Create Solutions as a Team
Help you daughter find solutions for dealing with bullies, mean girl cliques, or bad friends. Set up scenarios for role playing. Come up with behavioral and verbal responses for your teen to use, such as assertively saying “I don’t deserve this treatment and won’t participate in it.”
Encourage your teen to candidly speak with the bully when she’s alone, not suspecting it and out of her comfort zone. You daughter can ask the bully about motives and honestly express how this treatment affects her.

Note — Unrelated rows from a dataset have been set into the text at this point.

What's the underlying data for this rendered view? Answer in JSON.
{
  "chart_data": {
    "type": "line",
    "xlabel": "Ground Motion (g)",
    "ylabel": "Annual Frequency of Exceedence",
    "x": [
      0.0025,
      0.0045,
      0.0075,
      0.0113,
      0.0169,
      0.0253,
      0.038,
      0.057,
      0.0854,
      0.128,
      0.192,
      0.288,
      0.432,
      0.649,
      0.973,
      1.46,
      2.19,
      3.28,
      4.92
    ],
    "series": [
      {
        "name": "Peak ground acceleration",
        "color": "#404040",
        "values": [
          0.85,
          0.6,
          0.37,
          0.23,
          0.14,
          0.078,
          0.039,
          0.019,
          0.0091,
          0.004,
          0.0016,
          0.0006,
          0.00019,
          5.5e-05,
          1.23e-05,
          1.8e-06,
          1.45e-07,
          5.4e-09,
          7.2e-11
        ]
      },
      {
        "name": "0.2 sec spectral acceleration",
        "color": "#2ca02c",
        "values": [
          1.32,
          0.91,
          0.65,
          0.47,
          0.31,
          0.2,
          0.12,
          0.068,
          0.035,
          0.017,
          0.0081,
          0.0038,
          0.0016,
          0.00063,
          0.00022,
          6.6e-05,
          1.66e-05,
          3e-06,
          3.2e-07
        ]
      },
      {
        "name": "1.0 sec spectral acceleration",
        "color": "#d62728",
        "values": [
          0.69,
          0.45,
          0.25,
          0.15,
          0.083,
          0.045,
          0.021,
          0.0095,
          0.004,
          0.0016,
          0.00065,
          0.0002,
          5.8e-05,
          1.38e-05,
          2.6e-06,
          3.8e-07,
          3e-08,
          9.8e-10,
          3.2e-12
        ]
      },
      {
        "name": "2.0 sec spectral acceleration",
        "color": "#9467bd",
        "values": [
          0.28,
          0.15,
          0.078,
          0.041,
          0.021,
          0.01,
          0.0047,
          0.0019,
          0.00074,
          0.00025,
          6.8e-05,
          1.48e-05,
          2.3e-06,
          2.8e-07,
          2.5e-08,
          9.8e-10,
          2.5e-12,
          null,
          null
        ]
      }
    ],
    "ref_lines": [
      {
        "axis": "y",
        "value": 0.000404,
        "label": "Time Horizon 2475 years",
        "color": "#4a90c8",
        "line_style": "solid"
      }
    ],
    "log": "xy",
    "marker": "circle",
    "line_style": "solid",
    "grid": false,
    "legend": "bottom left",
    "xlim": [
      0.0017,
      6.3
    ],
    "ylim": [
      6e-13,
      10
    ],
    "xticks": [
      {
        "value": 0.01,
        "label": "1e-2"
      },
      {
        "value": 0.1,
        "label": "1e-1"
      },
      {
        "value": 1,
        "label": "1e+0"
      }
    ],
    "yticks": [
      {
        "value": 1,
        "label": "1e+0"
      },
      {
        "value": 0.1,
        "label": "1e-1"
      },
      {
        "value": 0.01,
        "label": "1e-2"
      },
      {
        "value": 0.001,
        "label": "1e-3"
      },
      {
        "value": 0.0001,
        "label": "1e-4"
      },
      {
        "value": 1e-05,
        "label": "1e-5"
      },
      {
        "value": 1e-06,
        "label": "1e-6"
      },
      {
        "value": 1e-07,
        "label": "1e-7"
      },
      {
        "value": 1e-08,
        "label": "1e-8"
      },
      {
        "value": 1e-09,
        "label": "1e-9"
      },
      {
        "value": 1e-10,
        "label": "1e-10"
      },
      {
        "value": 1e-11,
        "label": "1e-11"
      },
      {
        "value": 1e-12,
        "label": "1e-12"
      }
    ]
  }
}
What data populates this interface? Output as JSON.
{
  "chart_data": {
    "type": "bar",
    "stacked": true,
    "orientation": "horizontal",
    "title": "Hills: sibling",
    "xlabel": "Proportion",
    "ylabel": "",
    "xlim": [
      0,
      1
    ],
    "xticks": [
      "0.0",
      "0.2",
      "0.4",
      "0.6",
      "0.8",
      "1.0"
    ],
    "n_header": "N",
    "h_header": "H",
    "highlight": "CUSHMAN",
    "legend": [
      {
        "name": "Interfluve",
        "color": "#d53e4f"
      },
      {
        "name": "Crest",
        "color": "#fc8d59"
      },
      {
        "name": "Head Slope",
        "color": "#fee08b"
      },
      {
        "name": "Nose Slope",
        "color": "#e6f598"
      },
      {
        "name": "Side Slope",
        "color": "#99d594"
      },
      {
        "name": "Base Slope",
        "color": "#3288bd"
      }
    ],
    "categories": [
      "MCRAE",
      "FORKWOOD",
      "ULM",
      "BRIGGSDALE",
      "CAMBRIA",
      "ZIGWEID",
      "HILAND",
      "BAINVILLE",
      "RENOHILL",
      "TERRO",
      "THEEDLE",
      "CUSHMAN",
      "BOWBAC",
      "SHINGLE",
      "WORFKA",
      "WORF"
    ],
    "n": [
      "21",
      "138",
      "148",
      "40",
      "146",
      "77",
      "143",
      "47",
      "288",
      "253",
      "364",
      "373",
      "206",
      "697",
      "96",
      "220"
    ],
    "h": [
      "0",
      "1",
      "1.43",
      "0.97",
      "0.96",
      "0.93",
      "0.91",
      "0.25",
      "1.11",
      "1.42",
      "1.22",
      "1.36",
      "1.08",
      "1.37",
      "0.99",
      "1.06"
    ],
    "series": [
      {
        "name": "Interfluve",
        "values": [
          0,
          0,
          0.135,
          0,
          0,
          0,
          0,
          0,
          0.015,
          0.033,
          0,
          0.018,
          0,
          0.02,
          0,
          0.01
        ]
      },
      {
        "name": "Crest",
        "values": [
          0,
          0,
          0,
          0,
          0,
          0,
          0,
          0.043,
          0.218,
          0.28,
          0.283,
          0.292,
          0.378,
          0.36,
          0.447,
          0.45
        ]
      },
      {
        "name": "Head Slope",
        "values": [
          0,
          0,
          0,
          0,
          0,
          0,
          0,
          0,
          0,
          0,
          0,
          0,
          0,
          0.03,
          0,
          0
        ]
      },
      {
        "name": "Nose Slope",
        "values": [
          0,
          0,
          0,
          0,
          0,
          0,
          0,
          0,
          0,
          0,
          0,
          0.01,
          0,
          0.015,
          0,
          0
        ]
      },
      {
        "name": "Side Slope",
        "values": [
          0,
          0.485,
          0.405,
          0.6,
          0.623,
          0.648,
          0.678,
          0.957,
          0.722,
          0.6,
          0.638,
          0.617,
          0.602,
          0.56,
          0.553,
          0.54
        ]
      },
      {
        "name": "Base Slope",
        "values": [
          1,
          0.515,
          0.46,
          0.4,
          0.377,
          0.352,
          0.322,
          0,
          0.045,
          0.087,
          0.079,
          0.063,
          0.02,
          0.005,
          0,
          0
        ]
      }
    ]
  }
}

Update your daughter’s privacy settings on social networking sites. Block bullies and openly talk about the influence sites like Facebook and Instagram have on cyber bullying. If fake accounts are created, report abuse to terms of service.
Foster a Positive Home Environment
By maintaining a supportive home environment, you can help your daughter refocus and feel empowered. Be proactive about creating positive energies through inspiring conversation, fun activities, healthy eating and exercise. Look for ways for your teen to feel involved and like she’s a part of something. Whether she participates in a church group or school club, joining an organization where she feels like she can be herself can keep her spirits uplifted and self-esteem healthy.